Elderly people begin using Medicare drug discount cards on Tuesday in an experiment that has gotten off to a slow start but promises to have big implications for politics and health policy, regardless of whether it delivers big savings. The program is the first major test of the new Medicare law before the November elections. If discount cards do not deliver the promised savings, the experiment could stoke public anger over drug prices and increase political pressure for further steps to make drugs more affordable. The Bush administration predicts that 7.3 million of the 41 million Medicare beneficiaries will sign up this year for cards, which, it says, will cut retail drug prices by 10 percent to 25 percent or more.
About 2.3 million of the 4.5 million people in Medicare health maintenance organizations will receive cards automatically, without filing applications, says Mohit M. Ghose, a spokesman for America's Health Insurance Plans, a trade group. But it appears that fewer than one million people in the traditional fee-for-service Medicare program have signed up for cards.

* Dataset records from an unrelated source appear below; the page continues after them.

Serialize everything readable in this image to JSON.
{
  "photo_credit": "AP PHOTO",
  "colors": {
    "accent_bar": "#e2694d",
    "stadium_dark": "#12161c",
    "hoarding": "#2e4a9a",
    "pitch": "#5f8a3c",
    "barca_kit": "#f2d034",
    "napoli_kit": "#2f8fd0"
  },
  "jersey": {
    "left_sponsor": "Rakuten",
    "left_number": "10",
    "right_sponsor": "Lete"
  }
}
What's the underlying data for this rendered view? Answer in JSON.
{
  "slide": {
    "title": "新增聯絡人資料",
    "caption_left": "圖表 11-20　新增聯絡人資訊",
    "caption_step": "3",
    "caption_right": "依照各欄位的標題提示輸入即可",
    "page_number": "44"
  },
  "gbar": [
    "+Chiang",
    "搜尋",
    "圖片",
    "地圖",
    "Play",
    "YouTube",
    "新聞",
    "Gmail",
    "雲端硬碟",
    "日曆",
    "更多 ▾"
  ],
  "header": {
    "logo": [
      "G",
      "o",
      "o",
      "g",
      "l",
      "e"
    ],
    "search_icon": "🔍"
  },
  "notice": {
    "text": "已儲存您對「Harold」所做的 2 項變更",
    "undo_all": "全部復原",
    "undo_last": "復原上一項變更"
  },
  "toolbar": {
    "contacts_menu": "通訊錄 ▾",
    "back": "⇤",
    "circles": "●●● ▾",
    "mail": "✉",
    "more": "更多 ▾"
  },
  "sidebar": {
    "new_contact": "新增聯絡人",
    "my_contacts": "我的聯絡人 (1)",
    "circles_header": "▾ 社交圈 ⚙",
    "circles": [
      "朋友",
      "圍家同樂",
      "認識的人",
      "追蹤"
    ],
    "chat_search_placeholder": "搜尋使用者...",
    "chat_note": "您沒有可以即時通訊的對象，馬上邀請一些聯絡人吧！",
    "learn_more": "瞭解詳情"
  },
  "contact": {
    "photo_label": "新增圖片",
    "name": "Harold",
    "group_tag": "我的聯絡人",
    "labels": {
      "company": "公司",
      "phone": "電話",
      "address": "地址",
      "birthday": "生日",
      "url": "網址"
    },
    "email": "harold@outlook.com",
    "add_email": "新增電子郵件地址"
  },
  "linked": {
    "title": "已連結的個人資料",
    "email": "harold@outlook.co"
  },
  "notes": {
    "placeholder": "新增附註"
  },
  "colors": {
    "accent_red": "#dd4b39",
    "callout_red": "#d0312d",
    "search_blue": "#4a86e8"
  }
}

"We don't have any precise enrollment counts," said Dr. Mark B. McClellan, administrator of the federal Centers for Medicare and Medicaid Services.
AARP, the lobby for older Americans, said that while it had received thousands of inquiries, only 400 people had signed up for its Medicare-approved discount card. Prime Therapeutics, which manages drug services for seven Blue Cross and Blue Shield plans offering cards, said fewer than 1,000 people had signed up.